Aber wen meint sie bloß mit
wir
?
Bevor ich im Wohnzimmer nach dem Rechten sehe, wuchte ich schnell den Einkauf in die Küche. Bereits in der Tür schrecke ich zusammen. Hier sieht es aus, als befände ich mich bereits mitten im Umzug und hätte als Packer eine Horde Kleinkinder engagiert. Die meisten Schranktüren stehen offen, im Spülbecken liegen die Scherben einer Teetasse, und auf der Ablage stehen sämtliche Teedosen ohne Deckel rum. Dazwischen schwimmen Milchpfützen, und die wenigen noch freien Stellen sind mit Krümeln übersät. Der ausziehbare Mülleimer wurde herausgeholt und achtlos in die Ecke gestellt. Jede Menge Zellophanpapier und Keksverpackungen quellen heraus. Da muss ich nicht lange rätseln, wer dieses Chaos angerichtet hat.
Knurrig schließe ich die Dosen, stelle sie zurück an ihre Plätze, wische Milchpfützen und Brösel weg. Anschließend verstaue ich die verderblichen Lebensmittel im Kühlschrank und den Rest in den Schränken. Mit einer Mordslaune marschiere ich dann ins Wohnzimmer, um Lotte zur Rede zu stellen. Noch lieber würde ich sie sofort rauswerfen. Wenn sie hier wohnen will, muss sie sich an meine Regeln halten. Ansonsten bekommt sie massiven Ärger, und ich schiebe sie ohne lange Diskussion zu Volker ab.

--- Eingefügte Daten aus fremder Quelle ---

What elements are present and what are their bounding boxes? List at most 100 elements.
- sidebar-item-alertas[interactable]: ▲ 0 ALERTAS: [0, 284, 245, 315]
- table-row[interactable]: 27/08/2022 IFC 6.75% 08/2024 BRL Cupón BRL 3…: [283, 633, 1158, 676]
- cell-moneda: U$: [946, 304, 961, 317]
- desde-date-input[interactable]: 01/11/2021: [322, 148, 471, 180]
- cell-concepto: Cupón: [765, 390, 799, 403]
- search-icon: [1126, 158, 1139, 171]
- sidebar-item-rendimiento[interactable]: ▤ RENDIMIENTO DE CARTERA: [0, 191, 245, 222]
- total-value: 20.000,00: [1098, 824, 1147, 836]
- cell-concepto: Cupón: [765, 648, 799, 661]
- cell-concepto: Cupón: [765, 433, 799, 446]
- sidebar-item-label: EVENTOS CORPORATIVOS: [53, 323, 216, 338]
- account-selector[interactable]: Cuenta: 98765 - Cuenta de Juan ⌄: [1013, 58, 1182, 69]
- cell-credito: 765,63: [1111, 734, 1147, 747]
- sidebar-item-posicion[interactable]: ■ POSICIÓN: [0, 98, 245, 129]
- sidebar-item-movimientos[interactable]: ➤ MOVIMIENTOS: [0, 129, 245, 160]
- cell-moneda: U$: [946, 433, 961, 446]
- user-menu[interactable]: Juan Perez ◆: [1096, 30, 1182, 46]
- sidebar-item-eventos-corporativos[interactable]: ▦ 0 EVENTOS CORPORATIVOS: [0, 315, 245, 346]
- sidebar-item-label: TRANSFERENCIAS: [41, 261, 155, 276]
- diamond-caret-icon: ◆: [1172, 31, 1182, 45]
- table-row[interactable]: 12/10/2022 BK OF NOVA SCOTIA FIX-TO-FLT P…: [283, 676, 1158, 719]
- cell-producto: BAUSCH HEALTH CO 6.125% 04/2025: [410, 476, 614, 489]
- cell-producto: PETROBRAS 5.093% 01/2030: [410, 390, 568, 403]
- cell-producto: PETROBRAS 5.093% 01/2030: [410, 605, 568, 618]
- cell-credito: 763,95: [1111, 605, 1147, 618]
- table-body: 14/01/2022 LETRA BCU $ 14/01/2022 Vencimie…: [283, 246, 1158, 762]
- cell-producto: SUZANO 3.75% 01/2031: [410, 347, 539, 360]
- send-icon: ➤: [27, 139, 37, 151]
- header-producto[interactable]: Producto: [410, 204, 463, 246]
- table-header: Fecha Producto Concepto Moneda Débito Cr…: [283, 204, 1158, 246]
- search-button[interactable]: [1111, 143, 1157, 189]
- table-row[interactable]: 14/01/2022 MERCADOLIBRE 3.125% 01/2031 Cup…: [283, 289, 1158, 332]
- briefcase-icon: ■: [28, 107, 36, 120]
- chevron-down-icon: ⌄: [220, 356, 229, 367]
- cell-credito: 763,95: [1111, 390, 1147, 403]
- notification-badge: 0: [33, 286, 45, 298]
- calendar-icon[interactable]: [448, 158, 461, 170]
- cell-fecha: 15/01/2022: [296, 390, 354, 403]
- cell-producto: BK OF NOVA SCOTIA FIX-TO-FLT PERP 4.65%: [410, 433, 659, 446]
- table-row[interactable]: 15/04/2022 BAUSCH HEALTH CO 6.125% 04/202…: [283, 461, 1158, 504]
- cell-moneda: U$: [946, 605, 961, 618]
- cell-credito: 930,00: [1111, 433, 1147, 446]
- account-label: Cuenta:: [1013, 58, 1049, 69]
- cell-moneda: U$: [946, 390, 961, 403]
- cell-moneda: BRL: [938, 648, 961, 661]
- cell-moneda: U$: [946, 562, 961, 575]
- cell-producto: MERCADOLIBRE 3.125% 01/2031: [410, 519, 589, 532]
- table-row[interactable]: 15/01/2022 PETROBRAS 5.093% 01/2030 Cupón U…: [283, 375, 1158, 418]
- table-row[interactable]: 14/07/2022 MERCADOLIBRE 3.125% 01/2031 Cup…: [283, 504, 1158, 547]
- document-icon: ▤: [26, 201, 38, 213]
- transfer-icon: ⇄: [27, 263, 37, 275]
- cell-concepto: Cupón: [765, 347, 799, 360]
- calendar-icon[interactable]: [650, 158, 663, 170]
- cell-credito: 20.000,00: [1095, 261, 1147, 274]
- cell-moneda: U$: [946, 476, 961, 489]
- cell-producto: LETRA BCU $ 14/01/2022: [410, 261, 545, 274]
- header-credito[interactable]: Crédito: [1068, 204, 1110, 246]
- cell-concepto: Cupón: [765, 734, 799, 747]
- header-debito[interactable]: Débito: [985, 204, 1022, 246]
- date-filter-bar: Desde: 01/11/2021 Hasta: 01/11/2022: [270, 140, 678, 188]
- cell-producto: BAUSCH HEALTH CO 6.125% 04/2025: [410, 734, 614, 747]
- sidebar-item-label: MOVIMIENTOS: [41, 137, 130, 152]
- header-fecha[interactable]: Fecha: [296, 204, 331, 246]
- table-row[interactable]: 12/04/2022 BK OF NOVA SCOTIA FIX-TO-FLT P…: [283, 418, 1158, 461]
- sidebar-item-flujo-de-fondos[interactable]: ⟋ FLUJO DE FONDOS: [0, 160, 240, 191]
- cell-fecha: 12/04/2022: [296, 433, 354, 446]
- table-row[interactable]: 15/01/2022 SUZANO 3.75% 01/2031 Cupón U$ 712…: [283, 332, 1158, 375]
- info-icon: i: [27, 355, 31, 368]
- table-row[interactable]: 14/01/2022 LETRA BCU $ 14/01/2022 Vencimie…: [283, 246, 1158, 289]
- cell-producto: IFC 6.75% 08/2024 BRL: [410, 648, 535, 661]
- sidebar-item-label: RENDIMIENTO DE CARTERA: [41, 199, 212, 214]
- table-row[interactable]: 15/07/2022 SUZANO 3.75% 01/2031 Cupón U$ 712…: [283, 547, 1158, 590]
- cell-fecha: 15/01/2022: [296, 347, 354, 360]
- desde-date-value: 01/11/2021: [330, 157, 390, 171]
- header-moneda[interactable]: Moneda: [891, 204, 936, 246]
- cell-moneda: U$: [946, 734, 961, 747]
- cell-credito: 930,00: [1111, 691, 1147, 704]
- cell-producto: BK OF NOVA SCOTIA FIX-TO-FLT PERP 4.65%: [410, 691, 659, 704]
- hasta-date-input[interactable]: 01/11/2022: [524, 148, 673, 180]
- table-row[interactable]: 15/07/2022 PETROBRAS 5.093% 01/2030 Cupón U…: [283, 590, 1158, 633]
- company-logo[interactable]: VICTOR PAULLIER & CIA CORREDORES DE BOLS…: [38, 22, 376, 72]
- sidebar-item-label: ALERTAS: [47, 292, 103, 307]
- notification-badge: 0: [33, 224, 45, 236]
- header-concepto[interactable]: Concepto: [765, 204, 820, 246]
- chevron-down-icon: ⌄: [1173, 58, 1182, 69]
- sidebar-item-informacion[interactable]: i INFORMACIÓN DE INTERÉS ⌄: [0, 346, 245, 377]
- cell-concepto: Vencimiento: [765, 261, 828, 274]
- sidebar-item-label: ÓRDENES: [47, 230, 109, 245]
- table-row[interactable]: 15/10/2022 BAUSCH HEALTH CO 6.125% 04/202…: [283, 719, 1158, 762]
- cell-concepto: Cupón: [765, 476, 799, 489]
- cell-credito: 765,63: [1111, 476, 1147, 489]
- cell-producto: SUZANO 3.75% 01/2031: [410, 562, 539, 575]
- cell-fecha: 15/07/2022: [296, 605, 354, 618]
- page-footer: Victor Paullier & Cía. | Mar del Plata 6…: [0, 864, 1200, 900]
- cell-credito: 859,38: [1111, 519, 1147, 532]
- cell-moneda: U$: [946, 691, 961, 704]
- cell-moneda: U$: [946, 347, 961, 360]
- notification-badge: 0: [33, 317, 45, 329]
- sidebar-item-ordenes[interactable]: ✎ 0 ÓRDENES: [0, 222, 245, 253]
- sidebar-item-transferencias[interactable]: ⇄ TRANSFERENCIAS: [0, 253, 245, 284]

Die Übeltäterin scheint aber keineswegs unter schlechtem Gewissen zu leiden, denn sie strahlt mich an wie ein Kleinkind, dem die Mama ein Überraschungsei mitgebracht hat.
«Rosy!», ruft sie vergnügt.
Lotte hat ihren blauen Kaftan gegen einen albernen rot-grünen Weihnachtspulli mit weißen Schneesternen ausgetauscht und sitzt mit Charlie und Marie bei Tee und Keksen um den runden Esstisch. In einer Vase stehen frische Tulpen, die mich, wie alle Blumen ohne Anlass, automatisch misstrauisch werden lassen. Vor allem, wo mich Charlie erst gestern mit einem Strauß überrascht hat.
«Hallo, Mama!» Charlie sieht nur kurz zu mir hoch und fummelt dann verlegen an seinem Schal, als habe er etwas ausgefressen.
«Guten Tag, Frau Wittgenstein.» Schüchtern lächelnd reicht Marie mir die Hand.
Ich treffe das schöne Mädchen mit den langen, dunklen Haaren heute zum dritten Mal. Einmal haben wir uns in einem Café gesehen, wo Charlie uns einander vorgestellt hat. Später begegneten wir uns beim Umzug, als ich einige Kartons in ihre erste gemeinsame Wohnung transportiert habe. Beide Male unterhielten wir uns nur kurz. Über ihr Germanistik-Studium, die Wohnung und das Wetter. Sie war mir auf Anhieb sympathisch, und bei beiden Begegnungen hatte ich den Eindruck, sie wäre eher ein stilles Wasser. Keines dieser ständig plappernden Mädchen, mit denen Charlie vorher befreundet war.
Wie gebannt starre ich jetzt auf ihren Bauch, der von einem zartgelben Kleidchen im Empirestil verdeckt wird. Eine deutliche Wölbung, die auf eine weit fortgeschrittene Schwangerschaft schließen ließe, kann ich nicht entdecken. Wie viel Zeit mir wohl noch bleibt, mich an den Gedanken, zu gewöhnen, Großmutter zu werden?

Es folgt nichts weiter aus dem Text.